再加上没办法好好休息的缘故,真不知道她的身子吃不吃得消。
"——"
吃着吃着,"咔"的一声,筷子碰到了饭盒底。
饭,吃完了。
无计可施之下只好收拾饭盒。
远坂似乎也早就吃完了,无聊地观察着我的情况。
“嘛,结束了么?那就继续之前的话题吧。”
“啊啊。”
“先前,我说过间桐家一个人都没有留下,对吧?”
“是的。”
“这个说法确实没错,不过除了人以外,他们留下的守卫倒是值得留意。”
仔细斟酌遣词用句后,远坂如此说到。
“守卫?”
“嗯,与其说是守卫倒不如说更像是诱导陷阱一样的东西。那些东西长得和昨晚的Rider倒是很近似,只不过既没有理性也没有情感,就只是单纯用本能在战斗的棋子罢了。
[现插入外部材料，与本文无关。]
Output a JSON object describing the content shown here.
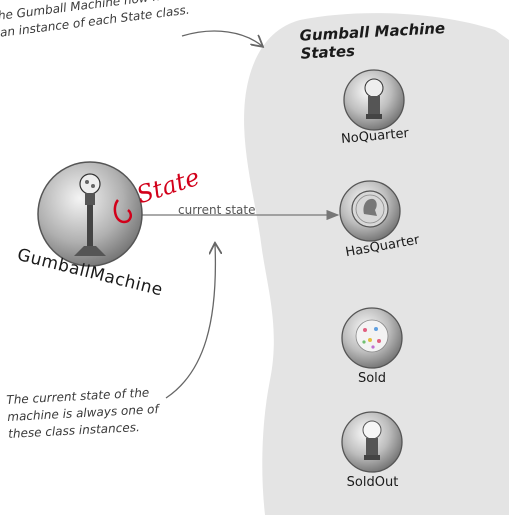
{
  "annotations": {
    "top_note": "he Gumball Machine now holds an instance of each State class.",
    "bottom_note": "The current state of the machine is always one of these class instances.",
    "handwritten_edit": "State"
  },
  "panel": {
    "title": "Gumball Machine States"
  },
  "context": {
    "name": "GumballMachine"
  },
  "edge": {
    "label": "current state"
  },
  "states": {
    "no_quarter": "NoQuarter",
    "has_quarter": "HasQuarter",
    "sold": "Sold",
    "sold_out": "SoldOut"
  },
  "colors": {
    "panel_bg": "#e4e4e4",
    "ink": "#1a1a1a",
    "arrow": "#777777",
    "red_pen": "#d2001a"
  }
}
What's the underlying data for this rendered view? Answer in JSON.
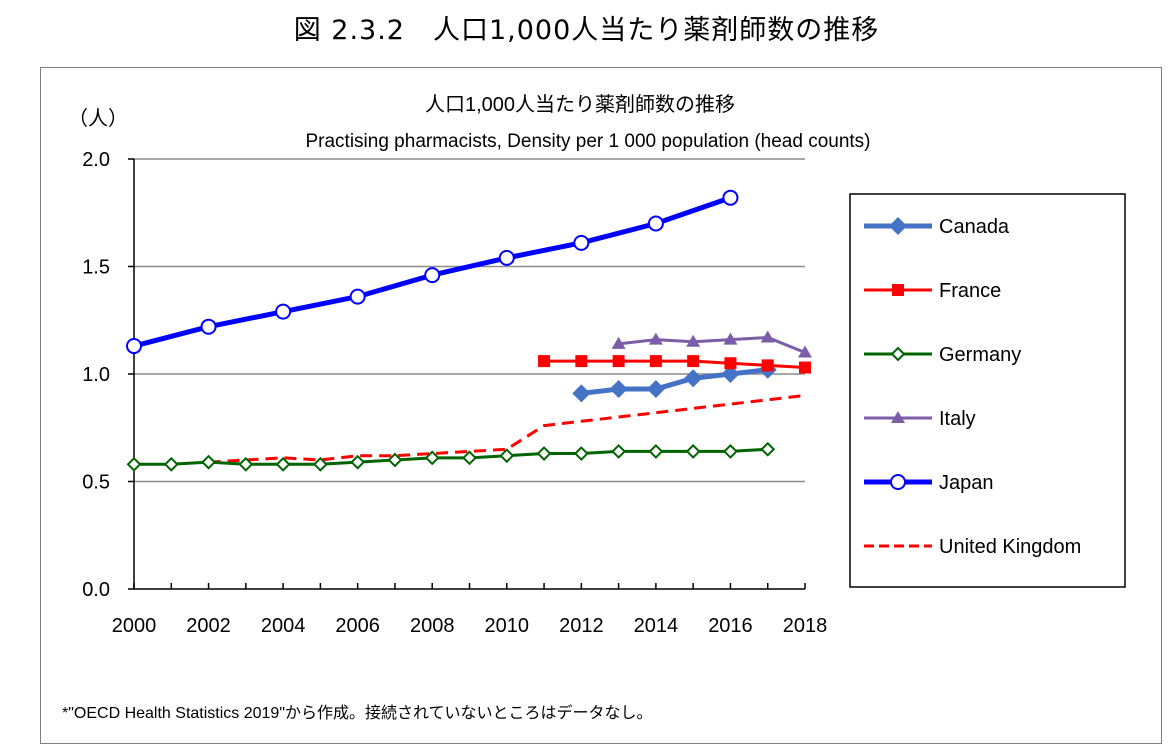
{
  "figure_title": "図 2.3.2　人口1,000人当たり薬剤師数の推移",
  "footnote": "*\"OECD Health Statistics 2019\"から作成。接続されていないところはデータなし。",
  "chart_data": {
    "type": "line",
    "title": "人口1,000人当たり薬剤師数の推移",
    "subtitle": "Practising pharmacists, Density per 1 000 population (head counts)",
    "ylabel": "（人）",
    "xlabel": "",
    "x": [
      2000,
      2001,
      2002,
      2003,
      2004,
      2005,
      2006,
      2007,
      2008,
      2009,
      2010,
      2011,
      2012,
      2013,
      2014,
      2015,
      2016,
      2017,
      2018
    ],
    "xlim": [
      2000,
      2018
    ],
    "ylim": [
      0,
      2.0
    ],
    "yticks": [
      "0.0",
      "0.5",
      "1.0",
      "1.5",
      "2.0"
    ],
    "xtick_labels": [
      "2000",
      "2002",
      "2004",
      "2006",
      "2008",
      "2010",
      "2012",
      "2014",
      "2016",
      "2018"
    ],
    "grid": true,
    "legend_position": "right",
    "series": [
      {
        "name": "Canada",
        "color": "#4472C4",
        "marker": "diamond-filled",
        "dash": false,
        "values": [
          null,
          null,
          null,
          null,
          null,
          null,
          null,
          null,
          null,
          null,
          null,
          null,
          0.91,
          0.93,
          0.93,
          0.98,
          1.0,
          1.02,
          null
        ]
      },
      {
        "name": "France",
        "color": "#FF0000",
        "marker": "square-filled",
        "dash": false,
        "values": [
          null,
          null,
          null,
          null,
          null,
          null,
          null,
          null,
          null,
          null,
          null,
          1.06,
          1.06,
          1.06,
          1.06,
          1.06,
          1.05,
          1.04,
          1.03
        ]
      },
      {
        "name": "Germany",
        "color": "#006400",
        "marker": "diamond-open",
        "dash": false,
        "values": [
          0.58,
          0.58,
          0.59,
          0.58,
          0.58,
          0.58,
          0.59,
          0.6,
          0.61,
          0.61,
          0.62,
          0.63,
          0.63,
          0.64,
          0.64,
          0.64,
          0.64,
          0.65,
          null
        ]
      },
      {
        "name": "Italy",
        "color": "#7B5EA7",
        "marker": "triangle-filled",
        "dash": false,
        "values": [
          null,
          null,
          null,
          null,
          null,
          null,
          null,
          null,
          null,
          null,
          null,
          null,
          null,
          1.14,
          1.16,
          1.15,
          1.16,
          1.17,
          1.1
        ]
      },
      {
        "name": "Japan",
        "color": "#0000FF",
        "marker": "circle-open",
        "dash": false,
        "values": [
          1.13,
          null,
          1.22,
          null,
          1.29,
          null,
          1.36,
          null,
          1.46,
          null,
          1.54,
          null,
          1.61,
          null,
          1.7,
          null,
          1.82,
          null,
          null
        ]
      },
      {
        "name": "United Kingdom",
        "color": "#FF0000",
        "marker": "none",
        "dash": true,
        "values": [
          null,
          null,
          0.59,
          0.6,
          0.61,
          0.6,
          0.62,
          0.62,
          0.63,
          0.64,
          0.65,
          0.76,
          0.78,
          0.8,
          0.82,
          0.84,
          0.86,
          0.88,
          0.9
        ]
      }
    ]
  }
}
”
“和昨晚的Rider近似,难不成是从者?”
回忆起昨天的情景,远坂口中的守卫似乎不难想象。
“从者……不,如果说是从者的话未免太弱,但那种外貌和能力又不是一般的怪物,嘛,就像是由昨晚那可疑的影子构成,徒有影子外形的从者吧。”
“影……从者,吗?”
按着远坂的形容,脑海中的只言片语拼凑出一个新的名词。
“影从者,不错的形容。总之也让Archer试探性的交了交手,结果发现只要制定好战术,只用本能战斗的这些家伙根本就不是对手。”
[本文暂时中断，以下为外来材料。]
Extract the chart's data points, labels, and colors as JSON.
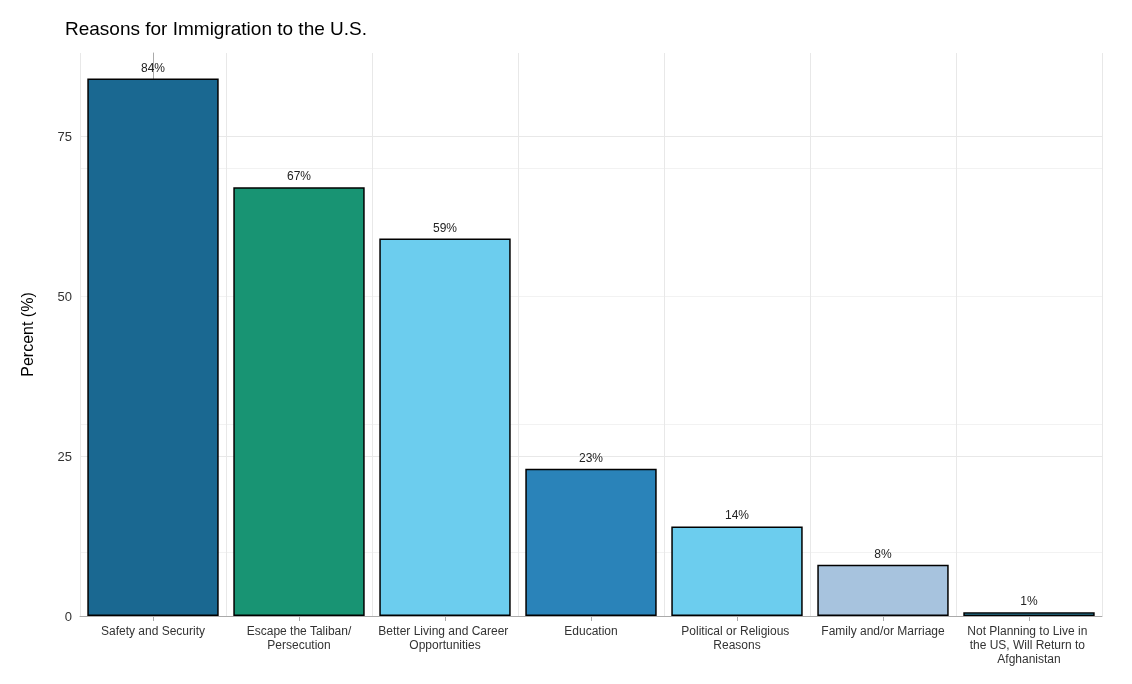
{
  "chart_data": {
    "type": "bar",
    "title": "Reasons for Immigration to the U.S.",
    "ylabel": "Percent (%)",
    "categories": [
      "Safety and Security",
      "Escape the Taliban/Persecution",
      "Better Living and Career Opportunities",
      "Education",
      "Political or Religious Reasons",
      "Family and/or Marriage",
      "Not Planning to Live in the US, Will Return to Afghanistan"
    ],
    "values": [
      84,
      67,
      59,
      23,
      14,
      8,
      0.6
    ],
    "value_labels": [
      "84%",
      "67%",
      "59%",
      "23%",
      "14%",
      "8%",
      "1%"
    ],
    "colors": [
      "#1a6891",
      "#189473",
      "#6ccdee",
      "#2a83b9",
      "#6ccdee",
      "#a7c3de",
      "#3bb0d9"
    ],
    "ylim": [
      0,
      88
    ],
    "yticks": [
      0,
      25,
      50,
      75
    ],
    "grid": true
  }
}
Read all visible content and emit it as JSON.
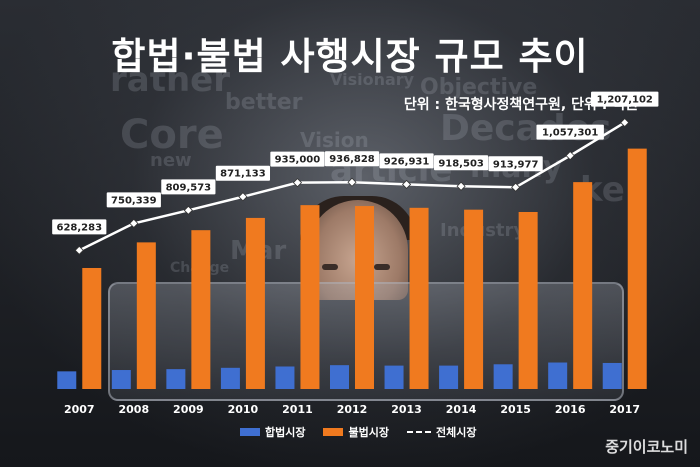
{
  "title": "합법·불법 사행시장 규모 추이",
  "unit_note": "단위 : 한국형사정책연구원, 단위 : 억원",
  "brand": "중기이코노미",
  "colors": {
    "legal": "#3f6fd1",
    "illegal": "#f07a1f",
    "total": "#ffffff"
  },
  "chart_data": {
    "type": "bar",
    "categories": [
      "2007",
      "2008",
      "2009",
      "2010",
      "2011",
      "2012",
      "2013",
      "2014",
      "2015",
      "2016",
      "2017"
    ],
    "series": [
      {
        "name": "합법시장",
        "type": "bar",
        "values": [
          80000,
          86000,
          90000,
          96000,
          102000,
          108000,
          106000,
          106000,
          112000,
          120000,
          118000
        ]
      },
      {
        "name": "불법시장",
        "type": "bar",
        "values": [
          548283,
          664339,
          719573,
          775133,
          833000,
          828828,
          820931,
          812503,
          801977,
          937301,
          1089102
        ]
      },
      {
        "name": "전체시장",
        "type": "line",
        "values": [
          628283,
          750339,
          809573,
          871133,
          935000,
          936828,
          926931,
          918503,
          913977,
          1057301,
          1207102
        ],
        "labels": [
          "628,283",
          "750,339",
          "809,573",
          "871,133",
          "935,000",
          "936,828",
          "926,931",
          "918,503",
          "913,977",
          "1,057,301",
          "1,207,102"
        ]
      }
    ],
    "ylim": [
      0,
      1400000
    ],
    "legend_position": "bottom",
    "grid": false
  }
}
从远坂的分析来看,影从者应该是性能远低于寻常从者才对,这应该是个好消息。
不过……她那紧锁的眉头却告诉我并非如此。
“怎么,还有什么问题吗?”
“嗯,问题就在于数量和质量。我和Archer今早解决的两只,从压抑的程度来看简直比不上昨天那黑影的百分之一。”
“唔!也就是说……”
“是的,那些东西很有可能只是黑影上的‘碎片’。”
原来如此,倘若那黑影可以不断增殖,并以此制造出新的战力的话,那确实是让人想想就觉得后怕的存在。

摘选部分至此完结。